Anna Hatch Cramer's great-grandmother
Jane (also called Jean), was a hard-working Scottish pioneer. But we can still relate: she dated a guy her boss disapproved of, a lawyer tricked her into signing away an inheritance, and she boiled down water from the Great Salt Lake to make salt. Well, maybe we can't quite relate, but she's inspiring nonetheless.
|Jane and William Muir|
Jane was the middle of five children, but her father died when she was very young, and she was raised in Scotland by a kind stepfather. She was a deeply religious girl and attended church services throughout her youth. Jane went to school until age thirteen, when she hired out to domestic service and earned twenty-four pence a week.
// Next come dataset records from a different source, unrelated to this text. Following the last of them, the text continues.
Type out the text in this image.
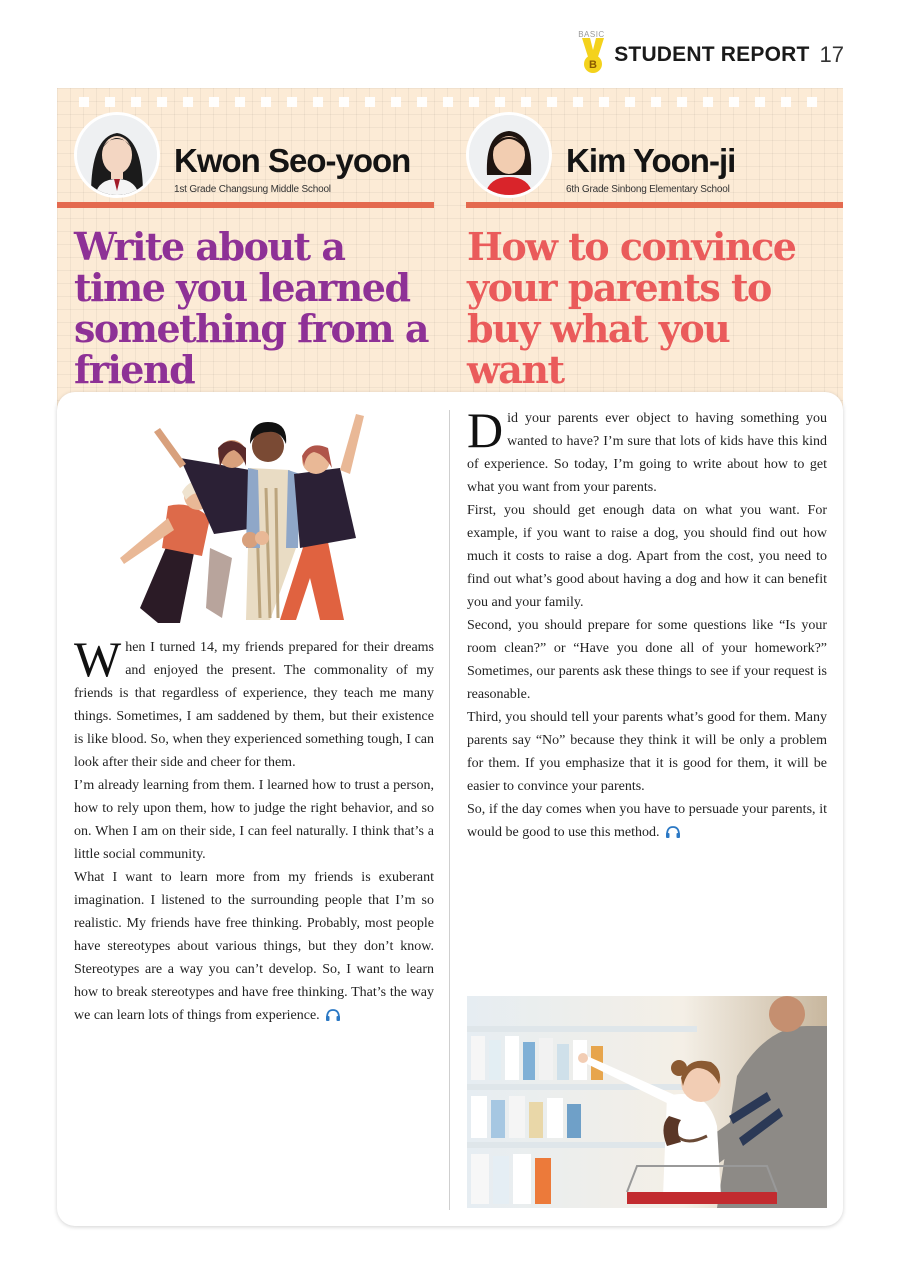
BASIC
B STUDENT REPORT 17
Kwon Seo-yoon
1st Grade Changsung Middle School
Write about a time you learned something from a friend
Kim Yoon-ji
6th Grade Sinbong Elementary School
How to convince your parents to buy what you want

When I turned 14, my friends prepared for their dreams and enjoyed the present. The commonality of my friends is that regardless of experience, they teach me many things. Sometimes, I am saddened by them, but their existence is like blood. So, when they experienced something tough, I can look after their side and cheer for them.

I’m already learning from them. I learned how to trust a person, how to rely upon them, how to judge the right behavior, and so on. When I am on their side, I can feel naturally. I think that’s a little social community.

What I want to learn more from my friends is exuberant imagination. I listened to the surrounding people that I’m so realistic. My friends have free thinking. Probably, most people have stereotypes about various things, but they don’t know. Stereotypes are a way you can’t develop. So, I want to learn how to break stereotypes and have free thinking. That’s the way we can learn lots of things from experience.

Did your parents ever object to having something you wanted to have? I’m sure that lots of kids have this kind of experience. So today, I’m going to write about how to get what you want from your parents.

First, you should get enough data on what you want. For example, if you want to raise a dog, you should find out how much it costs to raise a dog. Apart from the cost, you need to find out what’s good about having a dog and how it can benefit you and your family.

Second, you should prepare for some questions like “Is your room clean?” or “Have you done all of your homework?” Sometimes, our parents ask these things to see if your request is reasonable.

Third, you should tell your parents what’s good for them. Many parents say “No” because they think it will be only a problem for them. If you emphasize that it is good for them, it will be easier to convince your parents.

So, if the day comes when you have to persuade your parents, it would be good to use this method.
Jane was baptized at age twenty, and met fellow convert William Smith at church. The family she worked for wouldn’t let her out at night to see him, so she would steal out after they retired. One night, William came as usual and waited in the barn for her to come out and let him out. Unfortunately, this night she went straight to sleep, and William was locked in the barn until she let him out in the morning.
They married just prior to sailing to America. Jane grieved the loss of her two children who died while William was serving in the Mormon Battalion, and delivered another baby only three weeks after walking across the plains. She purchased her first dishes with the money she earned gleaning barley, and William brought her back some gold he’d panned at Sutter’s Fort. She was often a single parent, as William was gone on missions and travels. One trial while he was on a mission to England was that the family had only green willow to burn for cooking and fuel.
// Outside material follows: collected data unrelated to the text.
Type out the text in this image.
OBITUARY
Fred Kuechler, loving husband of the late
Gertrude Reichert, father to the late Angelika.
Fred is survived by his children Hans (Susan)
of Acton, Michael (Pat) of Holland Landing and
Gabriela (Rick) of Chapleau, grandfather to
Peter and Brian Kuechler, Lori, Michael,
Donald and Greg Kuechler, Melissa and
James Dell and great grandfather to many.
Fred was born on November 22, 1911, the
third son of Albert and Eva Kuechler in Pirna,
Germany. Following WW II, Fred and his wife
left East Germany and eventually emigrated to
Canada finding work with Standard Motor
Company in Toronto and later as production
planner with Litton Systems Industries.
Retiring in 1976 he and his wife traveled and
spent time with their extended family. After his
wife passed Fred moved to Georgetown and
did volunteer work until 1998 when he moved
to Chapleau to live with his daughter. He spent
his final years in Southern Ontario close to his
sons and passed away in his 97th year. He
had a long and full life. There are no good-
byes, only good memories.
Jane lived in polygamy as the first of William’s four wives, bearing a dozen children and raising the children of the second wife who died young. Jane had a large home in Woods Cross where she boarded many traveling men, schoolteachers, and railroad workers. She worked in the flax fields and at the molasses mill. She was also a prize-winning seamstress and made coat trimmings by sewing goose down on linen tape. At that time, the Great Salt Lake was not very far from their home, and Jane would boil the water down and skim it for salt. She served for many years as a Relief Society counselor and president.
Jane's brother William migrated to South Carolina, and when he passed away, Jane was his only living relative. The state wanted his property but first had to notify the living heirs, so a devious lawyer brought papers to Jane to sign. She was prompted to destroy them, but he picked up the papers in a hurry and immediately left. He had tricked her and she had signed away her rights to the estate. In 1867, her husband William traveled to South Carolina and then to Scotland to further settle the Robb estate.
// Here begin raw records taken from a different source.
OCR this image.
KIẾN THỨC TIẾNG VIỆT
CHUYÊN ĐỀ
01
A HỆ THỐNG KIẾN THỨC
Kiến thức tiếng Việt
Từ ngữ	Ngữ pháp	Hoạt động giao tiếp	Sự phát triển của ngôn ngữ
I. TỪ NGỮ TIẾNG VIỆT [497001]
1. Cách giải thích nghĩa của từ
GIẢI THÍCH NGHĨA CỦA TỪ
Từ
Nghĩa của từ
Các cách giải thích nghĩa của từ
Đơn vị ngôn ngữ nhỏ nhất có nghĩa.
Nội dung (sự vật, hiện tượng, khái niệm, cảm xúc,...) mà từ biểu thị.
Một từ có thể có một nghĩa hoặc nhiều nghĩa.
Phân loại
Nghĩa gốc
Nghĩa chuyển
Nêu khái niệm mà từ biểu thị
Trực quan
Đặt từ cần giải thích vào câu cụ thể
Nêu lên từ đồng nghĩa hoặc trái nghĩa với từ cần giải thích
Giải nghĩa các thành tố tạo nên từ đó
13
In her later years, Jane recalled to a child her early days in the Church: “They killed the Prophet in cold blood.” Jane was remembered, notably by a step-child, as follows: “I came to appreciate her strength of character. She was truly a noble woman, quiet, prudent, and thrifty. In all of her years she was loyal to her husband, faithful to her children, and gracious to all comers. She was in every sense a just and righteous woman. In her relations with the other wives of her husband, she was kind, tolerant, cooperate, and understanding. Jane proved the dignity and fidelity of her character.”
Given how many children and guests she was surrounded with, and the hard physical labor of working the fields, I would give Jane a day at the spa--she deserves some R&R!